Anti-PD1 blockade has proven to be highly effective and is approved for the treatment of relapsed/refractory Hodgkin lymphoma. In addition, the progression-free survival (PFS) and overall survival (OS) outcomes are superior in patients achieving a complete response to anti-PD1 therapy1. However, most patients eventually develop progression of disease, constituting an unmet need due to a lack of approved novel treatment options. Local radiotherapy is postulated to induce systemic anti-tumour immunity leading to a tumour response outside the irradiated area. This so-called abscopal effect may be augmented by anti-PD1 therapy2.
The ongoing AERN (Abscopal Effect of Radiotherapy and Nivolumab in Relapsed or Refractory Hodgkin Lymphoma) trial (NCT03480334) is a phase-2, proof-of-concept study to prospectively evaluate the efficacy and safety of nivolumab and radiotherapy in patients with relapsed/refractory Hodgkin lymphoma who failed on anti-PD1 treatment. Dr Paul Bröckelmann (University Hospital of Cologne, Germany) presented the results of the first pre-planned interim analysis3.
The study enrolled 29 patients (n=9 in stage I, n=20 in stage II) who showed progressive disease while on anti-PD1 treatment or stable disease for more than 6 months as best response while on active treatment. The last dose of anti-PD1 was within 4 weeks prior to enrolment. Patients had ≥2 distinct FDG-avid lesions with at least 5 cm distance between them and one lesion considered to be eligible for radiotherapy with 20 Gy. Radiotherapy was administered after the first dose of nivolumab. The primary endpoint is abscopal response rate at the first interim restaging after 6 infusions.

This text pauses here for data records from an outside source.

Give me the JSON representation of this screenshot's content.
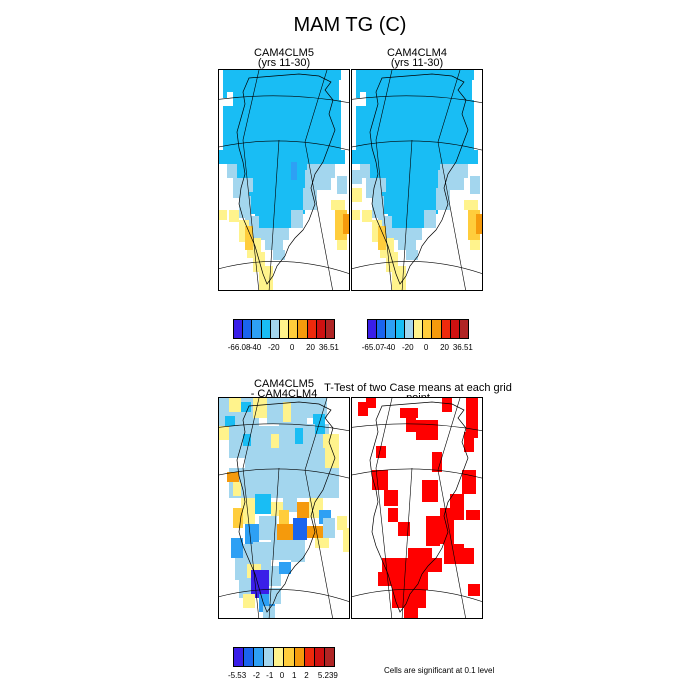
{
  "title": "MAM TG (C)",
  "panels": [
    {
      "id": "clm5",
      "title_line1": "CAM4CLM5",
      "title_line2": "(yrs 11-30)"
    },
    {
      "id": "clm4",
      "title_line1": "CAM4CLM4",
      "title_line2": "(yrs 11-30)"
    },
    {
      "id": "diff",
      "title_line1": "CAM4CLM5",
      "title_line2": "- CAM4CLM4"
    },
    {
      "id": "ttest",
      "title_line1": "T-Test of two Case means at each grid point",
      "title_line2": ""
    }
  ],
  "colorbars": {
    "clm5": {
      "labels": [
        "-66.08",
        "-40",
        "-20",
        "0",
        "20",
        "36.51"
      ]
    },
    "clm4": {
      "labels": [
        "-65.07",
        "-40",
        "-20",
        "0",
        "20",
        "36.51"
      ]
    },
    "diff": {
      "labels": [
        "-5.53",
        "-2",
        "-1",
        "0",
        "1",
        "2",
        "5.239"
      ]
    }
  },
  "colors": {
    "abs_bins": [
      "#3a1ee8",
      "#1a64ee",
      "#2ea0f4",
      "#19bdf4",
      "#a3d6ee",
      "#fff38c",
      "#ffcd3c",
      "#f59a0c",
      "#ee2a0c",
      "#cf1111",
      "#b02525"
    ],
    "diff_bins": [
      "#3a1ee8",
      "#1a64ee",
      "#2ea0f4",
      "#a3d6ee",
      "#fff38c",
      "#ffcd3c",
      "#f59a0c",
      "#ee2a0c",
      "#cf1111",
      "#b02525"
    ],
    "significant": "#ff0000"
  },
  "note": "Cells are significant at 0.1 level"
}
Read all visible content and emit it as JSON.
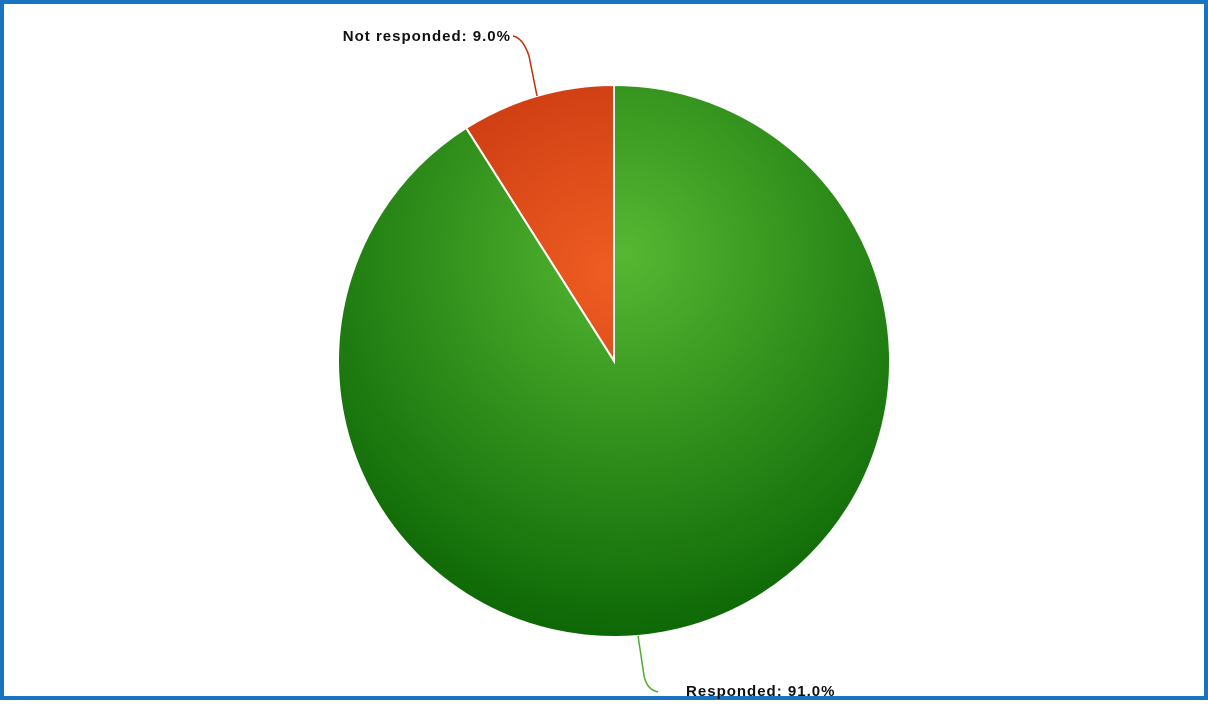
{
  "chart_data": {
    "type": "pie",
    "title": "",
    "slices": [
      {
        "name": "Not responded",
        "value": 9.0,
        "label": "Not responded: 9.0%",
        "color": "#e8521e",
        "color_dark": "#c0300c"
      },
      {
        "name": "Responded",
        "value": 91.0,
        "label": "Responded: 91.0%",
        "color": "#4caf2c",
        "color_dark": "#0e6a06"
      }
    ],
    "start_angle_deg": -32.4,
    "direction": "clockwise",
    "slice_border_color": "#ffffff",
    "frame_color": "#1a73c0"
  }
}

In the participants enrolled in stage I, the overall response rate at first interim restaging was 56% (all partial responses), and abscopal response rate was present in 56% (n=5) of patients. In many cases, lesions far away from the radiated area showed a response. Even a patient who was classified as progressive due to a new lesion had a substantial reduction of tumour burden in the non-radiated lesions. PFS at 1 year is 42.3%.
The treatment was well tolerated: most adverse events were grade 1, mostly skin toxicity due to radiotherapy.
Based on these preliminary results, Dr Bröckelmann concluded that radiation combined with anti-PD1 treatment is feasible and safe in patients with relapsed/refractory Hodgkin lymphoma who failed on anti-PD1 treatment. In addition, the results show encouraging early signals of efficacy, in particular an abscopal response rate of 56%. “This warrants further enrolment of patients in the trial.”
1. Ansell SM, et al. Abstract 074. International Conference on Malignant Lymphoma 2021, 18–22 June.
2. Ngwa W, et al. Nat Rev Cancer. 2018;18:313–322.
3. Bröckelmann P, et al. Abscopal effect of radiotherapy and nivolumab in relapsed or refractory Hodgkin lymphoma: pre-planned interim analysis of the international GHSH phase II AERN trial. Abstract S203. EHA2022 Hybrid Congress, 09–12 June.